Bent from Fuse here — that's indeed our primary design goal. We believe designers shouldn't necessarily learn to code, and coders shouldn't be fluent in design, but getting each role to come close together and to give them a common language and similar semantics, as well as a platform that enables quick iterations, is important to us.
"Our (former) jobs as programmers at ARM gave us a front-row view of all the capabilities of modern mobile devices, and it became apparent that most developers underutilized a lot of these devices. As a consequence, much of the raw power didn't benefit the end users who bought these pocket-sized supercomputers. Secondly, the way apps are developed hasn't changed much in the last 20-30 years. New tools and computer languages have come and gone, but the process remains largely the same, with developers and designers operating in separate worlds, using a different set of tools.
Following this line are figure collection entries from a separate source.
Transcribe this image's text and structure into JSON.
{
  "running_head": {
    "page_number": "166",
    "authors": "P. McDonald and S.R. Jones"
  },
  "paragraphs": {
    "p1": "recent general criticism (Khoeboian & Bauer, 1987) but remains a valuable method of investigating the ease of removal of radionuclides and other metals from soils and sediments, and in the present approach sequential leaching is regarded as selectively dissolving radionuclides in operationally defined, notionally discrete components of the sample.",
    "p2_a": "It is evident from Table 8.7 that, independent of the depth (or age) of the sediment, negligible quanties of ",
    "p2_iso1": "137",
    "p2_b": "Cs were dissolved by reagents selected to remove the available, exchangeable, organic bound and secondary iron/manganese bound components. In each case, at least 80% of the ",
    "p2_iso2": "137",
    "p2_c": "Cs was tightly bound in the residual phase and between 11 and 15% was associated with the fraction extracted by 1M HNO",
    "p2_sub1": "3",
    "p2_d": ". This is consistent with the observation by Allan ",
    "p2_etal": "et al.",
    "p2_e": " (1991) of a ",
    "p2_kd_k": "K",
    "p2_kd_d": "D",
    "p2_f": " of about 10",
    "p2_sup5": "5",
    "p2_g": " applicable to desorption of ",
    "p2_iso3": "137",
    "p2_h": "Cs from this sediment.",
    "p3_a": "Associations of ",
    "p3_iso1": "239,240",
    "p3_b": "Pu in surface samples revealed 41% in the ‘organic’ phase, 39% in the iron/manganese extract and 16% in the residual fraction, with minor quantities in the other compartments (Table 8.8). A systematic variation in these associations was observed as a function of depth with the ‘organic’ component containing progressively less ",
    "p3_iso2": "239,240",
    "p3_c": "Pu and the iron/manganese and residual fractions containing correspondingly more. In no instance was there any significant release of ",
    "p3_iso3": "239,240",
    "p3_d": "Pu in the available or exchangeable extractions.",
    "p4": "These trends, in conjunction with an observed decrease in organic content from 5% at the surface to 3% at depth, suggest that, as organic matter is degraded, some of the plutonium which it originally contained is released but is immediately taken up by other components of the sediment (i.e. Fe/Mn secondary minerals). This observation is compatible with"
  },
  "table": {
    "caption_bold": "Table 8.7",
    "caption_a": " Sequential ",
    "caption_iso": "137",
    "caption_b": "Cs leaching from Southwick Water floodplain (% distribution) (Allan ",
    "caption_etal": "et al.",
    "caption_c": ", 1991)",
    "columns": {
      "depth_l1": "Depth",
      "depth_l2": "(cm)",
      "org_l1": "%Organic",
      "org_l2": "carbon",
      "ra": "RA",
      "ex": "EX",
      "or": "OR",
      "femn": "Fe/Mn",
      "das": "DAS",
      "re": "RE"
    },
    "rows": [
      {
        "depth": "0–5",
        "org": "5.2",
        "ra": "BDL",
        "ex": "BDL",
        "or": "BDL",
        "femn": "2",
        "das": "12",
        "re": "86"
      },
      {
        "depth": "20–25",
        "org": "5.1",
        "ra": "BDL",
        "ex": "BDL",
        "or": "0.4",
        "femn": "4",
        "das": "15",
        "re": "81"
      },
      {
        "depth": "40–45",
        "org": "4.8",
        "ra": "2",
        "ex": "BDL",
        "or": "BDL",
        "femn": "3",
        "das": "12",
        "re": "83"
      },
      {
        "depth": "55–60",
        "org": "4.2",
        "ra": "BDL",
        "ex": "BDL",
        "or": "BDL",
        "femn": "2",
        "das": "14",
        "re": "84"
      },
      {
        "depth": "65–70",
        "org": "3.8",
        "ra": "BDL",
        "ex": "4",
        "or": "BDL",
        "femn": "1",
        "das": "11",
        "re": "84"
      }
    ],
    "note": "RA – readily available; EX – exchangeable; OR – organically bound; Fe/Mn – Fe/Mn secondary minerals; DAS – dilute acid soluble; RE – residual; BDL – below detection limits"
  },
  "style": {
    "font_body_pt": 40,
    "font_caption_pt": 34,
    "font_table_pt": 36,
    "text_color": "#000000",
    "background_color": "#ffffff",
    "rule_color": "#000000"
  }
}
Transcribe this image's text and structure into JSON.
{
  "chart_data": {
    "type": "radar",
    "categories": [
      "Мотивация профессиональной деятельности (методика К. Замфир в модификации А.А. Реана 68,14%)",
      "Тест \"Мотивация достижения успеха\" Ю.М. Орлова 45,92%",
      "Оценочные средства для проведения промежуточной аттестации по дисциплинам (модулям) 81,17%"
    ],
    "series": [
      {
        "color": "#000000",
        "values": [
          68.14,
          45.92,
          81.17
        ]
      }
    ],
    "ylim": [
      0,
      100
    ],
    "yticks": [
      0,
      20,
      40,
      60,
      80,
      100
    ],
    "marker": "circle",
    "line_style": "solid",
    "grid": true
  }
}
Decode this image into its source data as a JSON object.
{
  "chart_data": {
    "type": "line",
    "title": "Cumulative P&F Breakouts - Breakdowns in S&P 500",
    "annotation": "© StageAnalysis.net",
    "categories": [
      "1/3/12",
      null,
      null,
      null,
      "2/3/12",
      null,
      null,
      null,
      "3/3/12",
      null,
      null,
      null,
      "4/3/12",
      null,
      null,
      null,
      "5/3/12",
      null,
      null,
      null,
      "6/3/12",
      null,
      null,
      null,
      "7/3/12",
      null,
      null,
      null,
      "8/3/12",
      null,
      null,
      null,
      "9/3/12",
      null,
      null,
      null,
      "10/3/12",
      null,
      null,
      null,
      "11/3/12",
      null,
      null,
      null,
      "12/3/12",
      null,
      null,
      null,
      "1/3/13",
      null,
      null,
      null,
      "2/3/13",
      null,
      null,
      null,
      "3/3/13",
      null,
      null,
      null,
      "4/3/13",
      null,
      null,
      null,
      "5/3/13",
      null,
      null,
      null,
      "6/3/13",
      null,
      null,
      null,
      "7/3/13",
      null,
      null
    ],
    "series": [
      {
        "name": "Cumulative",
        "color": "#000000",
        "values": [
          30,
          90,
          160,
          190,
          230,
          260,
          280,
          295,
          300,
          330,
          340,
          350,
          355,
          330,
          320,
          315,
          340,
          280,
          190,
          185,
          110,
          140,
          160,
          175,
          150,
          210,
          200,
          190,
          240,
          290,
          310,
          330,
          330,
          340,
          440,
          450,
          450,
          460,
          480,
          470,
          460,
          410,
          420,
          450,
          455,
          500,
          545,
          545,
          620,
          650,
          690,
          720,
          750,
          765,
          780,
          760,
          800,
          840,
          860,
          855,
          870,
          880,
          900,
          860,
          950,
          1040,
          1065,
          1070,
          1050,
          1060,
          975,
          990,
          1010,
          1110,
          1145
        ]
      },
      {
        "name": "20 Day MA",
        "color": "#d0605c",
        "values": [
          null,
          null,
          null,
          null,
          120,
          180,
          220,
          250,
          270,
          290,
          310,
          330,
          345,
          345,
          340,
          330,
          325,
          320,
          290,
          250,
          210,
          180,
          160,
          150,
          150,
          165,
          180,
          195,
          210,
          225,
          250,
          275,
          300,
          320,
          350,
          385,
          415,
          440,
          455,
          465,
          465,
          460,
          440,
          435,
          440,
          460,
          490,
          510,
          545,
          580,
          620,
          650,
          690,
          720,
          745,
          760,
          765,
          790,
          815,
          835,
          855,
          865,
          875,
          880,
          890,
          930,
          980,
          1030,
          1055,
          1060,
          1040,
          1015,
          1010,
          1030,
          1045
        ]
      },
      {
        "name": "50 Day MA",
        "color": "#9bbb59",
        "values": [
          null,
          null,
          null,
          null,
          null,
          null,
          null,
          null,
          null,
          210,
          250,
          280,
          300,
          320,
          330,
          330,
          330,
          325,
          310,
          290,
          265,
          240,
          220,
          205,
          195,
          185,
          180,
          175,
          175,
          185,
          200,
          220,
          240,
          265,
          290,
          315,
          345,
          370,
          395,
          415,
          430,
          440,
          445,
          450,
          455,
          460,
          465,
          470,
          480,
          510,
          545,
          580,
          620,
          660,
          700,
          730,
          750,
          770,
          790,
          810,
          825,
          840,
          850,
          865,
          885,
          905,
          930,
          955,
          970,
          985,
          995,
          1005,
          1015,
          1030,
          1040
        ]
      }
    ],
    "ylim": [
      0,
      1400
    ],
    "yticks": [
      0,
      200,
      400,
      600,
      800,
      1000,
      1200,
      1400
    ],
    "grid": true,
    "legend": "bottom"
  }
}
This is partly because collaboration across these boundaries requires a huge amount of additional work just to translate and re-implement the vision of stakeholders and designers into production code. In turn, this resulted in unsustainable processes of slow iterations for testing and validating ideas. Consequently, you end up with products and user experiences that are less thought-through or polished, even though you've spent an unacceptable amount of time, resources and risk to produce them.
These two takeaways lead us to realize that what was needed wasn’t another micro-optimization tool. We had to take a step back and consider the entire development process from through the lens of product owners and designers, as well as developers. Fuse is the byproduct of that process."